We don't want metal posts but I worry about wood posts mounted in concrete, even if done correctly to avoid moisture buildup. I've see a couple of fences that were mounted with Wet Anchors, leaving the post sitting nice and dry, above the ground.


If it weren't for winds, I'd just go ahead with that Wet Anchor solution, but I wonder if the post monting will be rigid enough to hold up against the canyon winds we sometimes get. I haven't seen Wet Anchors mentioned in any of the fence books or articles I've got or found and suspect that might be the reason ?

Thoughts ?

Thanks,



-Sven


----------



## concretemasonry (Oct 10, 2006)

There are many products that use the term "wet anchor".

If it is a steel connector or 4x4s that is set in the concrete, it is not recommented for fence posts. Anything that is just connected with a single bolt or two can be used for decks where there is other bracing, but does not have the strength to be used as a fence post, where your load is horizontal.


----------



## Sven (Dec 25, 2007)

concretemasonry said:


> If it is a steel connector or 4x4s that is set in the concrete, it is not recommented for fence posts.
> ...
> where your load is horizontal.



Thanks, that's kind of what I suspected. 

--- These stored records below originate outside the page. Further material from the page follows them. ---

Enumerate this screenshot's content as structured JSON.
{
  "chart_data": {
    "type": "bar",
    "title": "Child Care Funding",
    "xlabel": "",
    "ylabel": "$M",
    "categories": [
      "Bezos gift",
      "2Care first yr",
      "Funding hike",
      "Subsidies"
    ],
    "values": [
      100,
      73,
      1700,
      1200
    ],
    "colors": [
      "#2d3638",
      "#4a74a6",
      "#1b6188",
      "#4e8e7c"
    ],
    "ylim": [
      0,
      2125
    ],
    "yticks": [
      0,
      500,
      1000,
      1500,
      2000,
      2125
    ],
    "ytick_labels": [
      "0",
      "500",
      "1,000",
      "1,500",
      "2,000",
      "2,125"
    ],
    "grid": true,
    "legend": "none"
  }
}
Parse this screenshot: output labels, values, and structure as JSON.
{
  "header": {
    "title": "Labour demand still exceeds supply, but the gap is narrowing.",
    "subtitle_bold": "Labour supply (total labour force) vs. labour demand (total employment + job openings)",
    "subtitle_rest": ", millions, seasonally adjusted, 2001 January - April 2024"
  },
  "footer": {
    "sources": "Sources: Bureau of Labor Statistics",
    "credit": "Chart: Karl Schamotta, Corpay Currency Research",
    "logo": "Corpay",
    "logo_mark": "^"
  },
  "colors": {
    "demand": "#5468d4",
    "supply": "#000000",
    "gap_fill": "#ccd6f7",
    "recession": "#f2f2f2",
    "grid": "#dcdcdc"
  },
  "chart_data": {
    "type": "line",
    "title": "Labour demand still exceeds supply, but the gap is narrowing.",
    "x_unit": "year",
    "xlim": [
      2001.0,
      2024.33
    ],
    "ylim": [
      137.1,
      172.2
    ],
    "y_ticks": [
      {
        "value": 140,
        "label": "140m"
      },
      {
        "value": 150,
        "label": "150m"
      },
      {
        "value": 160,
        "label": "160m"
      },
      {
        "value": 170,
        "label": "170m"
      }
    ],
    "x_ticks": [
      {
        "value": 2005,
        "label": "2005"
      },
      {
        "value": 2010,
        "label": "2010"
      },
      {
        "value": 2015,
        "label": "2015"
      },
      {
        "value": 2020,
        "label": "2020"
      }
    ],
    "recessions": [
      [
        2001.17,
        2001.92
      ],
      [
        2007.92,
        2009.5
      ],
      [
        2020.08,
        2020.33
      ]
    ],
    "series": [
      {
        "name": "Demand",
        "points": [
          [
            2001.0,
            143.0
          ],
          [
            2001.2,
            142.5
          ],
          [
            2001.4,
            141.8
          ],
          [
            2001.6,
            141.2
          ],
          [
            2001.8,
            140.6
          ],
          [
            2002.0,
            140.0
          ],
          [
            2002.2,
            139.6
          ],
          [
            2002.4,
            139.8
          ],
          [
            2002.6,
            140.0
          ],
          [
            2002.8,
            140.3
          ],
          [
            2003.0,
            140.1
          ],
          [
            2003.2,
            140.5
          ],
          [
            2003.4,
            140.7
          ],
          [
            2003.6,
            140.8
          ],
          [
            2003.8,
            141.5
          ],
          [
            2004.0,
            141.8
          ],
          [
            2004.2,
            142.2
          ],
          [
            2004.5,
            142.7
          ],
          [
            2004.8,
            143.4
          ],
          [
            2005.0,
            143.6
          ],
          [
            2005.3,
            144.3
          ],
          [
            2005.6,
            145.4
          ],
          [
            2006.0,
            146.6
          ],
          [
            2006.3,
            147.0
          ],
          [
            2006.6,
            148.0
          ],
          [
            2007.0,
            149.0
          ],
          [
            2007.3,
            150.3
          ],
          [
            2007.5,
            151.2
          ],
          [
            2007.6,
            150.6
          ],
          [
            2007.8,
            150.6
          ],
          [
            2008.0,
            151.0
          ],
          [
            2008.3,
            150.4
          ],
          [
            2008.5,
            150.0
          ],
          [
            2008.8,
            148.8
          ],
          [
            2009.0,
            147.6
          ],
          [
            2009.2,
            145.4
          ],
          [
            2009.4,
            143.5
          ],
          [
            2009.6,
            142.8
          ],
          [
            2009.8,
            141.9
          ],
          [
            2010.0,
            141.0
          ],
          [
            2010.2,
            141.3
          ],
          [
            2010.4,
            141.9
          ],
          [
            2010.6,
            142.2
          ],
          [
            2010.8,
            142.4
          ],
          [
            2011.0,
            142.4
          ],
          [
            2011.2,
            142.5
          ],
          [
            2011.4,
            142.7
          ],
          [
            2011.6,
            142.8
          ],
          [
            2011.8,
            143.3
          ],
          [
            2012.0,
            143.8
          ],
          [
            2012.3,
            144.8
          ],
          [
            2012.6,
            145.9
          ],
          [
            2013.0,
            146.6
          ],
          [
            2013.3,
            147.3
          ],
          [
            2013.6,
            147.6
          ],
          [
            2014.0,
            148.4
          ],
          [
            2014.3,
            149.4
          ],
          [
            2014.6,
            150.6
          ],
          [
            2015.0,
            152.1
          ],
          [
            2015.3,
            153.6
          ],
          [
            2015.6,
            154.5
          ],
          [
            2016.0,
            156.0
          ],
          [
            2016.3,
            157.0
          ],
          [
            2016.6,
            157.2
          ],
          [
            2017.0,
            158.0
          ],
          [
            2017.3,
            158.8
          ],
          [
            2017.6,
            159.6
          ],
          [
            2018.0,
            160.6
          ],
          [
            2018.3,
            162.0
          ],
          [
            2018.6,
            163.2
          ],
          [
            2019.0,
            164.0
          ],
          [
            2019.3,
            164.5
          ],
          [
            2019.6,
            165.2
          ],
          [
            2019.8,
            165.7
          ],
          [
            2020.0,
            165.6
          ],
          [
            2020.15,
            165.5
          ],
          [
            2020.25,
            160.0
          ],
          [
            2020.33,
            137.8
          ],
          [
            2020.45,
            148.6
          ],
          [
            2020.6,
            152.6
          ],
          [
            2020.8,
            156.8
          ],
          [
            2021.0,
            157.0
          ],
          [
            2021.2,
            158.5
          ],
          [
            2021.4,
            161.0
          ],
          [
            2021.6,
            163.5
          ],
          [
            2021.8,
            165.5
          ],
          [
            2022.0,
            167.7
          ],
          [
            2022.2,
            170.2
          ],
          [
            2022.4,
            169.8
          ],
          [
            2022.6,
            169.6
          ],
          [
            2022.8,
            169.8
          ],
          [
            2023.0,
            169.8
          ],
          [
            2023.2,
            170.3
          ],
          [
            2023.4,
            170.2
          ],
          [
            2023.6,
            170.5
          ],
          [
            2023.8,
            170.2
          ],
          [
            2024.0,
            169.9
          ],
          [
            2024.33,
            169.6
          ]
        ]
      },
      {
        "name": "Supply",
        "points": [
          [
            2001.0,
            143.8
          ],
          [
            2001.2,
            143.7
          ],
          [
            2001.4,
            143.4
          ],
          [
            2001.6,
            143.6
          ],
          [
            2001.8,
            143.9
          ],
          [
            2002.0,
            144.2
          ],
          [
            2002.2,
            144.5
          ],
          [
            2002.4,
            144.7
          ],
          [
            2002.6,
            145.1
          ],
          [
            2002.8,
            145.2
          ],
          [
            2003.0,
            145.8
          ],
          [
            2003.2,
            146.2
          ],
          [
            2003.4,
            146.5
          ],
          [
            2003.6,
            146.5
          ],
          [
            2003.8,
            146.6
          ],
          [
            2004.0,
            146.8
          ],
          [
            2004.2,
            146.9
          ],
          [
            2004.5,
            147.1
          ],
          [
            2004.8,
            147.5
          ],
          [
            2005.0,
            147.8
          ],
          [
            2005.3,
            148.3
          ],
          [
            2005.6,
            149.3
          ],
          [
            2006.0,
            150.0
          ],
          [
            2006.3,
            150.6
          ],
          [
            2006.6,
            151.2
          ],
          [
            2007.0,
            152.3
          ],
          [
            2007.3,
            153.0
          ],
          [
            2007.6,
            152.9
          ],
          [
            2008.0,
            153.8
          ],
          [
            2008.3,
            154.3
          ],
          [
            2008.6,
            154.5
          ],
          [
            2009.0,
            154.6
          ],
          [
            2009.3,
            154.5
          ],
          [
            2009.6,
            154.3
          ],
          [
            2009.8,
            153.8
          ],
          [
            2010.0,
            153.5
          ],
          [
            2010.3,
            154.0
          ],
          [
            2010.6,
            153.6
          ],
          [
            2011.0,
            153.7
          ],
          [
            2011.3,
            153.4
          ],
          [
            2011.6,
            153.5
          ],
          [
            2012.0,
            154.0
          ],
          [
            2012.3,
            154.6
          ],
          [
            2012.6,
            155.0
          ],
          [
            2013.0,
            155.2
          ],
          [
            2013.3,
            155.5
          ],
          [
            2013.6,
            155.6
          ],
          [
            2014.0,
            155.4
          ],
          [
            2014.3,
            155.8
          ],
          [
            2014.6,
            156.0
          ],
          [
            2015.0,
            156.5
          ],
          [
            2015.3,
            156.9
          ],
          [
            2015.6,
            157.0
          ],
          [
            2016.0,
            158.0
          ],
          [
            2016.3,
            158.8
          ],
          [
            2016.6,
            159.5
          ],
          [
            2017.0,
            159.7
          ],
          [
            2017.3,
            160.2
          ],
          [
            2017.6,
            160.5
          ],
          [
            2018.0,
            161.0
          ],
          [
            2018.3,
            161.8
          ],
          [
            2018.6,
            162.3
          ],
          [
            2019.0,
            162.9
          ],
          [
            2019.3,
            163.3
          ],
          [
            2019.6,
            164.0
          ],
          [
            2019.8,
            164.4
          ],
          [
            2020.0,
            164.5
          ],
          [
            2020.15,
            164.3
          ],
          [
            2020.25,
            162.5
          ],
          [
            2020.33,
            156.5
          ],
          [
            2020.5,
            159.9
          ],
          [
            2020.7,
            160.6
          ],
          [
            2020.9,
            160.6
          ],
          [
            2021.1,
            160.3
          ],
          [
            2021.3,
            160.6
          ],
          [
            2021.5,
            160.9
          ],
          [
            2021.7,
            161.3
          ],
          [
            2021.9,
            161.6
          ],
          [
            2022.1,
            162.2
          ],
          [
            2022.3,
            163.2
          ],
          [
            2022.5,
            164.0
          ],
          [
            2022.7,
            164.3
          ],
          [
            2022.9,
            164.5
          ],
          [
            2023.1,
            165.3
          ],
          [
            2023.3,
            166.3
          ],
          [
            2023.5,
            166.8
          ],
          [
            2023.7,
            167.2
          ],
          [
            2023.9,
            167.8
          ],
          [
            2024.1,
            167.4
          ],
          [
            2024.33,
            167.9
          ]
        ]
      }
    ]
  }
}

Until I saw a beautiful fence that was built that way I'd never considered it an option but thought maybe the builder knew something I didn't. S/he had done a great job other than the wet anchors but maybe there is some bracing inside the fence that I don't see.

I'll shelve that option and go back to metal posts hidden with wood.


Thanks again,




-Sven


----------